Historically, as civilizations developed, they became more and more reliant on people from somewhere else to keep their economies and their lifestyles growing. The longer the civilization lasted, the more dependent they became.

     I should add here that I use the term civilizations in the generic sense, which does not necessarily mean I am assigning the word “civilized” to them.

     In many of these civilizations, the imported manpower eventually had the right to become full citizens of their new country. The most documented of these civilizations, that most of us are aware of, are Rome and Britain.

     You will notice that I have avoided classifying how people are imported from other areas. I am talking about their importation in a generic sense as part of the development cycle of all civilizations.

     As civilizations grow, they need more and more basic manpower. There are never enough of their own citizens to fill this need. Also, as their own citizens gradually acquire a more comfortable lifestyle, they refuse to do essential basic, menial, work.    

     The other major factor involved here is age. As civilizations grow, the lifestyles of their populations improve, the people live longer and the older parts of the population gradually cease to be part of the necessary workforce. The gap between a workforce required to sustain the civilization, and that available from the original base, only increases, and has to be filled, if the civilization is to continue. If that gap is not addressed, the civilization will eventually perish.

     Today, in what we hopefully call “the civilized world”, this need can only be filled by immigration.

     In the United States today, there is a huge shortage of workers in almost all fields. You can hardly drive anywhere without seeing multiple “Hiring Now” notices. Many offer salaries that would have been unheard of a few years ago.

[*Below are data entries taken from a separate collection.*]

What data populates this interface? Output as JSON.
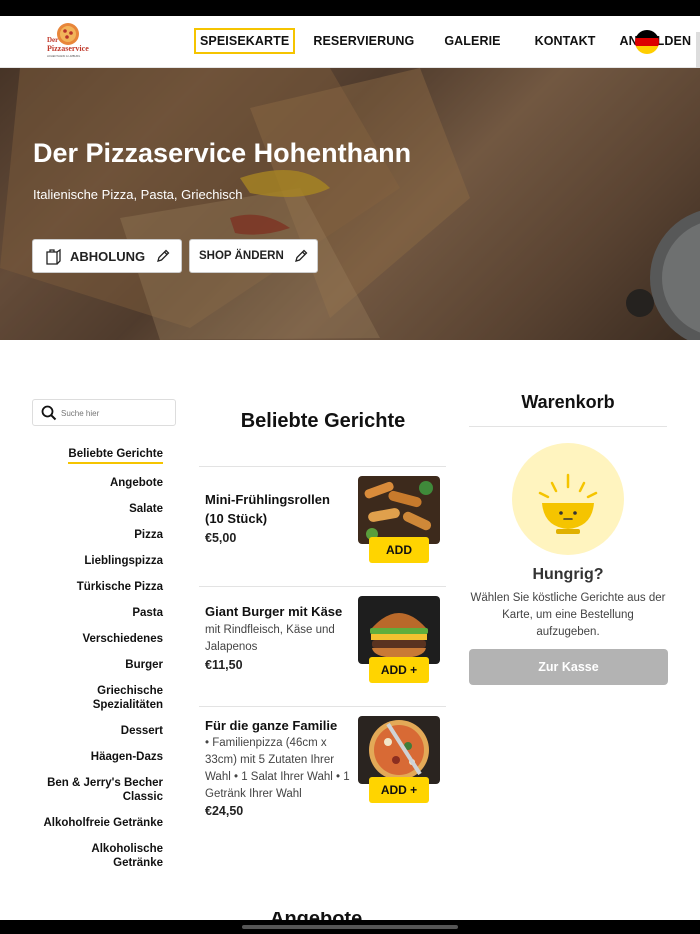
{
  "brand": {
    "logo_text_line1": "Der",
    "logo_text_line2": "Pizzaservice",
    "logo_text_line3": "HOHENTHANN & LIMBURG"
  },
  "nav": {
    "items": [
      {
        "label": "SPEISEKARTE"
      },
      {
        "label": "RESERVIERUNG"
      },
      {
        "label": "GALERIE"
      },
      {
        "label": "KONTAKT"
      },
      {
        "label": "ANMELDEN"
      }
    ],
    "language": "german-flag-icon"
  },
  "hero": {
    "title": "Der Pizzaservice Hohenthann",
    "subtitle": "Italienische Pizza, Pasta, Griechisch",
    "pickup_label": "ABHOLUNG",
    "change_shop_label": "SHOP ÄNDERN"
  },
  "search": {
    "placeholder": "Suche hier"
  },
  "categories": [
    "Beliebte Gerichte",
    "Angebote",
    "Salate",
    "Pizza",
    "Lieblingspizza",
    "Türkische Pizza",
    "Pasta",
    "Verschiedenes",
    "Burger",
    "Griechische Spezialitäten",
    "Dessert",
    "Häagen-Dazs",
    "Ben & Jerry's Becher Classic",
    "Alkoholfreie Getränke",
    "Alkoholische Getränke"
  ],
  "menu": {
    "section_title": "Beliebte Gerichte",
    "items": [
      {
        "name": "Mini-Frühlingsrollen (10 Stück)",
        "description": "",
        "price": "€5,00",
        "button": "ADD"
      },
      {
        "name": "Giant Burger mit Käse",
        "description": "mit Rindfleisch, Käse und Jalapenos",
        "price": "€11,50",
        "button": "ADD +"
      },
      {
        "name": "Für die ganze Familie",
        "description": "• Familienpizza (46cm x 33cm) mit 5 Zutaten Ihrer Wahl • 1 Salat Ihrer Wahl • 1 Getränk Ihrer Wahl",
        "price": "€24,50",
        "button": "ADD +"
      }
    ],
    "next_section_title": "Angebote"
  },
  "cart": {
    "title": "Warenkorb",
    "empty_title": "Hungrig?",
    "empty_text": "Wählen Sie köstliche Gerichte aus der Karte, um eine Bestellung aufzugeben.",
    "checkout_label": "Zur Kasse"
  },
  "colors": {
    "accent": "#ffd400",
    "nav_highlight": "#f5c400",
    "checkout_disabled": "#b3b3b3"
  }
}
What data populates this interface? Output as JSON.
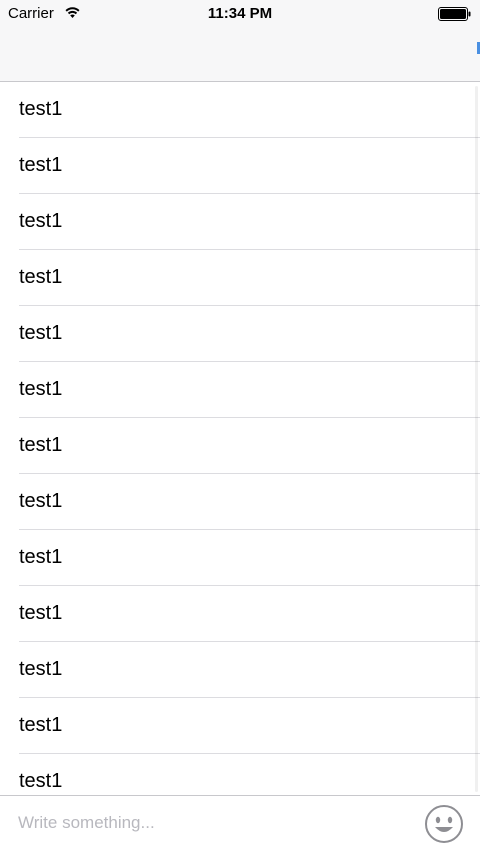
{
  "status_bar": {
    "carrier": "Carrier",
    "time": "11:34 PM",
    "wifi_icon": "wifi-icon",
    "battery_icon": "battery-icon"
  },
  "nav_bar": {
    "title": ""
  },
  "list": {
    "items": [
      {
        "label": "test1"
      },
      {
        "label": "test1"
      },
      {
        "label": "test1"
      },
      {
        "label": "test1"
      },
      {
        "label": "test1"
      },
      {
        "label": "test1"
      },
      {
        "label": "test1"
      },
      {
        "label": "test1"
      },
      {
        "label": "test1"
      },
      {
        "label": "test1"
      },
      {
        "label": "test1"
      },
      {
        "label": "test1"
      },
      {
        "label": "test1"
      }
    ]
  },
  "input_bar": {
    "placeholder": "Write something...",
    "value": "",
    "emoji_icon": "smiley-face-icon"
  },
  "colors": {
    "nav_background": "#f7f7f8",
    "separator": "#dcdce0",
    "placeholder_text": "#b8b8be",
    "text": "#000000",
    "emoji_gray": "#8e8e93"
  }
}
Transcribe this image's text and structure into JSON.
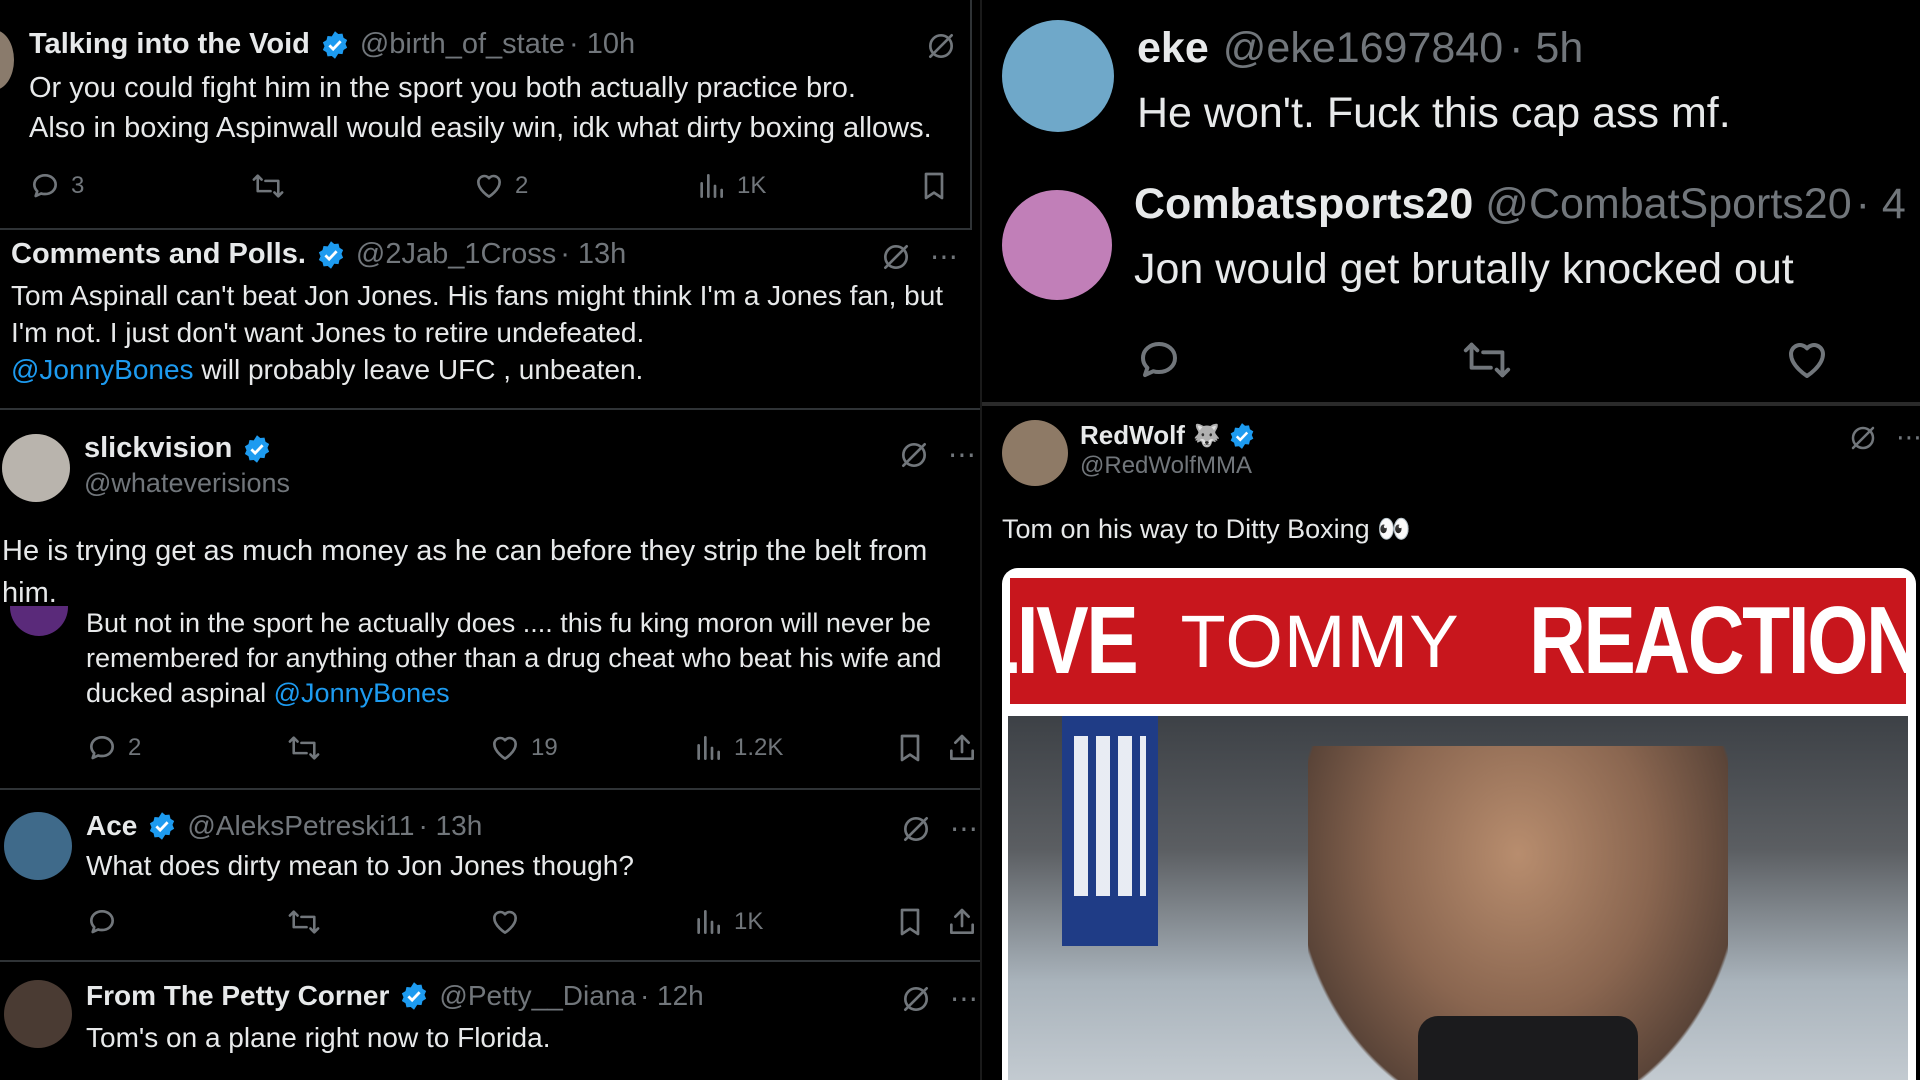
{
  "left_column": {
    "tweet1": {
      "name": "Talking into the Void",
      "handle": "@birth_of_state",
      "time": "· 10h",
      "line1": "Or you could fight him in the sport you both actually practice bro.",
      "line2": "Also in boxing Aspinwall would easily win, idk what dirty boxing allows.",
      "replies": "3",
      "likes": "2",
      "views": "1K"
    },
    "tweet2": {
      "name": "Comments and Polls.",
      "handle": "@2Jab_1Cross",
      "time": "· 13h",
      "line1": "Tom Aspinall can't beat Jon Jones. His fans might think I'm a Jones fan, but",
      "line2": "I'm not. I just don't want Jones to retire undefeated.",
      "mention": "@JonnyBones",
      "line3_rest": " will probably leave UFC , unbeaten."
    },
    "tweet3": {
      "name": "slickvision",
      "handle": "@whateverisions",
      "line1": "He is trying get as much money as he can before they strip the belt from",
      "line2": "him.",
      "quote_line1": "But not in the sport he actually does .... this fu king moron will never be",
      "quote_line2": "remembered for anything other than a drug cheat who beat his wife and",
      "quote_line3_pre": "ducked aspinal ",
      "quote_mention": "@JonnyBones",
      "replies": "2",
      "likes": "19",
      "views": "1.2K"
    },
    "tweet4": {
      "name": "Ace",
      "handle": "@AleksPetreski11",
      "time": "· 13h",
      "text": "What does dirty mean to Jon Jones though?",
      "views": "1K"
    },
    "tweet5": {
      "name": "From The Petty Corner",
      "handle": "@Petty__Diana",
      "time": "· 12h",
      "text": "Tom's on a plane right now to Florida."
    }
  },
  "right_column": {
    "tweet1": {
      "name": "eke",
      "handle": "@eke1697840",
      "time": "· 5h",
      "text": "He won't. Fuck this cap ass mf."
    },
    "tweet2": {
      "name": "Combatsports20",
      "handle": "@CombatSports20",
      "time": "· 4",
      "text": "Jon would get brutally knocked out"
    },
    "tweet3": {
      "name": "RedWolf",
      "handle": "@RedWolfMMA",
      "text": "Tom on his way to Ditty Boxing 👀",
      "banner_live": "LIVE",
      "banner_tommy": "TOMMY",
      "banner_reaction": "REACTION"
    }
  },
  "colors": {
    "background": "#000000",
    "text": "#e7e9ea",
    "muted": "#71767b",
    "link": "#1d9bf0",
    "verified": "#1d9bf0",
    "banner_red": "#c8161d"
  }
}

     The sudden lack of employees seems to have been created by early retirement and career upgrades after people have had time to think about their futures during the COVID19 pandemic. Whatever the reason, the U.S. needs more workers.

     The combined trends created by a growing civilization (I said I was using the term loosely!), and the surprising impact of the pandemic, has created a crisis that can only, realistically, be solved by immigration.

     Fortunately, the supply of immigrants seems to be fairly unlimited at this point. We would be in a far worse situation if no-one wanted to come to the U.S. We, luckily, have the short, and long term, solution to the American experiment, if we can handle it properly.

     The problem we currently have is psychological not logistical. We need to learn from historical precedent, before what we have created comes tumbling down around our ears from lack of vision and maintenance. We need a sensible, attractive, welcoming and transparent immigration and training system that can be advertised in all potential immigrant locations, and we need it now.

     Certainly, potential immigrants have to be vetted for security reasons, but that is a purely logistical issue. Far more important is that all immigrants should be provided with free English language instruction and free technical training in disciplines the country needs. This is not charity, this is an essential requirement for the future of the country, as well as for its potentially new citizens. It’s not rocket science, it’s obvious, relatively simple, and absolutely essential. The country was built on slaves and immigration, you would think it might have a national memory of how America grew and became a world-class power. If we could only educate our politicians to put the country ahead of their own ambitions, it might work.